Se você está familiarizado com a música de Billy Idol – e se ouviu na década de 1980, provavelmente se lembra de “White Wedding”, “Eyes Without a Face”, “Dancing With Myself” e muitos outros – então provavelmente sabe exatamente o que esperar da nova música que Idol escreveu para “Billy Idol Should Be Dead”, um documentário sobre sua vida.

Será agressivo, guiado pela guitarra e cheio de atitude, assim como as músicas de rock inspiradas no punk que fizeram dele uma referência na MTV e lhe renderam dinheiro suficiente para quase se matar com drogas.

Certo?

Erro. “Dying to Live”, música que encerra o documentário, é uma raridade total no catálogo do Idol.

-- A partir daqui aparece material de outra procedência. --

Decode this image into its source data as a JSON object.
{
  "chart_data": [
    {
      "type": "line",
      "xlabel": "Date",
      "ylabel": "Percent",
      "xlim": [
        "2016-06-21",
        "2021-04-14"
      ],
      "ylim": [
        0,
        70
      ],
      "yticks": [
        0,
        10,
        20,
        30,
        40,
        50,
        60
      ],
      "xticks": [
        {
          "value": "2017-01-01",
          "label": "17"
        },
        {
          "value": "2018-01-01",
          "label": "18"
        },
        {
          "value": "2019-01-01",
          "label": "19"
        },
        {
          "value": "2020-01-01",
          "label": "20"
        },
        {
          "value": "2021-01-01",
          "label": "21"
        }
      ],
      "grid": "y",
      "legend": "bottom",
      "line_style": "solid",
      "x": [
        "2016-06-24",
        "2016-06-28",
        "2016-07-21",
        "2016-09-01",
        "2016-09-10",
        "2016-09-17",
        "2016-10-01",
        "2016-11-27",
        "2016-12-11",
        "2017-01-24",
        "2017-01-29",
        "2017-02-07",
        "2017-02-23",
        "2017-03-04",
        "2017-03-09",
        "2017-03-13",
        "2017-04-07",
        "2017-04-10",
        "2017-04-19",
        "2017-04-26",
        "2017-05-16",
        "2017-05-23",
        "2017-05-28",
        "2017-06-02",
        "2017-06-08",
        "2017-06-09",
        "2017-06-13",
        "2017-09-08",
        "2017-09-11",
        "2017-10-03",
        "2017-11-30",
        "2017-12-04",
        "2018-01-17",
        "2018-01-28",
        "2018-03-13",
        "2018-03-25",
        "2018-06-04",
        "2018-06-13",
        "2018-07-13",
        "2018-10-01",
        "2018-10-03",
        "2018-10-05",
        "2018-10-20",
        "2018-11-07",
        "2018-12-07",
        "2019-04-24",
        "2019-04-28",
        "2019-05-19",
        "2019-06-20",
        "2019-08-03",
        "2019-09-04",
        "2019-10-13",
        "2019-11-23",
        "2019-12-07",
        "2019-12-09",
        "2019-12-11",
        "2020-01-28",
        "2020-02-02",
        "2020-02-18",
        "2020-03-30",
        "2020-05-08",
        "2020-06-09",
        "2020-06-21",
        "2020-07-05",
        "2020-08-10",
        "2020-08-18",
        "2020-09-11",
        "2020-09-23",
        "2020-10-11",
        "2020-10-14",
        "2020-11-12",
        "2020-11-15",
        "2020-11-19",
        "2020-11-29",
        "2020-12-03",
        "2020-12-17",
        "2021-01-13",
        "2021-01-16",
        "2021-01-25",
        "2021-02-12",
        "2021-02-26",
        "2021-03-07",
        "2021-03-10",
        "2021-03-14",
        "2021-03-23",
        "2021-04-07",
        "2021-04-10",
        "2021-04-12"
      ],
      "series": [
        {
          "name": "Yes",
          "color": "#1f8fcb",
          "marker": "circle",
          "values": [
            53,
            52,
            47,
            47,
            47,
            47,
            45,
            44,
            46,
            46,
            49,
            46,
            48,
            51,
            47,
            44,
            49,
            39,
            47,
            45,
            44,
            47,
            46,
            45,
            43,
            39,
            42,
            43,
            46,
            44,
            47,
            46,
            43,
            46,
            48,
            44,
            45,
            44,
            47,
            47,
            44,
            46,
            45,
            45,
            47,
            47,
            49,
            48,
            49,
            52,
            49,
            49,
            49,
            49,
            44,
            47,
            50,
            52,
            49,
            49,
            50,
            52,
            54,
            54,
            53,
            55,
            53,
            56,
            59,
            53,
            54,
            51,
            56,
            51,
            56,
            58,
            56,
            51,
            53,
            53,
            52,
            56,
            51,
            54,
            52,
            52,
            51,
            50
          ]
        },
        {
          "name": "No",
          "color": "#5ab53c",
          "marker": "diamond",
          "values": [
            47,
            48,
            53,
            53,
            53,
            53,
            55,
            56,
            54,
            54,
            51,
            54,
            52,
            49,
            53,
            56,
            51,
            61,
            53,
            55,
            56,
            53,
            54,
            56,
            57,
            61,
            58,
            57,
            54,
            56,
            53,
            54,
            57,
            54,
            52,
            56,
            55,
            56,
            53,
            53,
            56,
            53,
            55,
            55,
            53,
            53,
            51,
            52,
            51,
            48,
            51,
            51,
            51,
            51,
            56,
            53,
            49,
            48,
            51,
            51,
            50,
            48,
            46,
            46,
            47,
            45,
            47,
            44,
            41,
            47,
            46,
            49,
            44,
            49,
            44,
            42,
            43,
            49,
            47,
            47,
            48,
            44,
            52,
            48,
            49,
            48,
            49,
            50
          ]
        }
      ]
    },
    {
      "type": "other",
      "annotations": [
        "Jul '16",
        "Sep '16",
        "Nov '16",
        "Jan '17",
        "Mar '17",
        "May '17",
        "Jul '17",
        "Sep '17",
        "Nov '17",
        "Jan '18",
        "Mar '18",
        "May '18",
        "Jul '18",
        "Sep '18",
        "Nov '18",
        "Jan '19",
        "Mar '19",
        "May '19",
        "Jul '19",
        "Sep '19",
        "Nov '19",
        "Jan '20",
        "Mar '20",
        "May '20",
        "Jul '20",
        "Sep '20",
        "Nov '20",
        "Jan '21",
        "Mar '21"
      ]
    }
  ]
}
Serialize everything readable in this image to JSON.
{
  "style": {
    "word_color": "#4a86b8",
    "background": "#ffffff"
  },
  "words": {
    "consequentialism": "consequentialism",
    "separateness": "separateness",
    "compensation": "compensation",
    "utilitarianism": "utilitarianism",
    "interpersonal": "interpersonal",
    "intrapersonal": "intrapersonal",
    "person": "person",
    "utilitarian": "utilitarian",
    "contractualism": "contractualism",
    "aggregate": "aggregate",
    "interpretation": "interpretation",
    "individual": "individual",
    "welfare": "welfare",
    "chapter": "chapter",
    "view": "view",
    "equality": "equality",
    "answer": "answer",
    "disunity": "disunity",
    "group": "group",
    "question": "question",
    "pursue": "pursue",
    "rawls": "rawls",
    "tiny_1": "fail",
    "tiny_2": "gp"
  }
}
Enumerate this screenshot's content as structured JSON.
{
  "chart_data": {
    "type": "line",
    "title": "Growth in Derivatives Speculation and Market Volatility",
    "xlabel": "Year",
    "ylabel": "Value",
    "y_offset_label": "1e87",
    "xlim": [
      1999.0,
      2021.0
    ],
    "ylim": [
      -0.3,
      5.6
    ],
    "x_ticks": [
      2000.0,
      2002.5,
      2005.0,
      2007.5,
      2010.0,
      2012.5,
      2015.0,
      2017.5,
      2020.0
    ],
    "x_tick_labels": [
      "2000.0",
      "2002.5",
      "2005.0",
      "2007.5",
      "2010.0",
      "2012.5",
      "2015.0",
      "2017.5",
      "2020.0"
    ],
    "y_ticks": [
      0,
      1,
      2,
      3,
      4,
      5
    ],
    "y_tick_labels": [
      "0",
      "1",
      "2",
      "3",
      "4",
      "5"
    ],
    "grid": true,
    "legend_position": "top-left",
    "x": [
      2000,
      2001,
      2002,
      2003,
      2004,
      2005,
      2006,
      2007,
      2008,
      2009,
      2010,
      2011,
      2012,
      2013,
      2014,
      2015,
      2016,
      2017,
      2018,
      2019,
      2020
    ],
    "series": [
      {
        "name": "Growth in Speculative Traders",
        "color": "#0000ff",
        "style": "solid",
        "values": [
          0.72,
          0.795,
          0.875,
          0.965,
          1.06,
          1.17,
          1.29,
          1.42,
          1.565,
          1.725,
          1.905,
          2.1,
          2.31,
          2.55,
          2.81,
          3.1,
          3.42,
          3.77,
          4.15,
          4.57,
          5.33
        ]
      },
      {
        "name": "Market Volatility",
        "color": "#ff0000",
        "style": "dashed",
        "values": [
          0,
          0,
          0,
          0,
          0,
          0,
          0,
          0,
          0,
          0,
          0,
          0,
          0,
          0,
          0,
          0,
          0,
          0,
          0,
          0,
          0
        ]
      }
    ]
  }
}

É intimista, até suave, com um arranjo centrado no piano e no quarteto de cordas; se seu excelente álbum solo de 1983 se chamasse “Rebel Yell”, sua nova música poderia muito bem se chamar “Grandpa’s Whisper”.

“A primeira vez que vi o final do filme com a música, as cordas e tudo mais, chorei”, disse Idol, que nasceu William Broad há quase 70 anos. “A música realmente trouxe à tona o drama sobre o que estávamos falando no documentário – nos permitiu conseguir o que procurávamos, uma espécie de crescendo emocional.”

Você pode assistir a música como aparece no filme aqui.

Como o título sugere, “Billy Idol Should Be Dead” investiga os excessos que quase mataram Idol durante seu apogeu nos anos 80. Mas também é uma história de amadurecimento e sobrevivência, o que significava que outro hino do rock atrevido realmente não seria uma coda eficaz.

“Colocar a história e os vocais de Billy neste ambiente permite que ele revele uma vulnerabilidade em seu canto de uma forma que eu realmente nunca ouvi”, disse J. Ralph, compositor, compositor e ativista que foi indicado a três prêmios da Academia por suas canções de documentários. “Sem a densidade da música eletrônica, das guitarras e da bateria, você ouve cada nuance, cada palavra. E você percebe a profundidade desse artista, não apenas o show, a bravata, a magia pela qual todos conhecemos Billy.

J. Ralph e Billy Idol (foto de Mathieu Bitton)

Quando eles escreveram juntos, Idol pensou em “Kings and Queens of the Underground”, uma canção autobiográfica que ele escreveu para um álbum de 2014 com o mesmo nome. “Mas não achei que fosse profundo o suficiente”, disse ele. “E era isso que eu estava procurando. Eu sabia que tínhamos que ir um pouco mais fundo liricamente.”

Billy Idol Jimmy Fallon dançando comigo mesmo

O resultado é uma crônica de bons momentos e arrependimentos (“Tantas memórias feitas/Gostaria de estar lá para todos eles”), com um arranjo que lembrou ao Idol as músicas que ele amava dos Beatles e Marc Bolan; é apresentado ao final do filme com os créditos exibidos na tela.

“Queríamos colocá-lo em um universo musical que revelasse a complexidade da vida desse cara”, disse Ralph. “Este é um artista único com uma trajetória única: altos estratosféricos, baixos meteóricos.”

O Idol acrescentou: “Comecei em 1976, já se passaram 50 anos. Posso realmente ver a paisagem da minha vida, e é isso que tentamos evocar na música”.

A propósito, o Idol lançou um novo álbum este ano. Ele contém uma versão de “Dying to Live”, intitulada “Dream Into It” e gravada com uma banda de rock completa. “Mas a versão orquestral”, disse ele, “realmente leva a melhor”.

Esta história apareceu pela primeira vez na edição The Race Begins da revista de premiação TheWrap. Leia mais sobre o assunto aqui.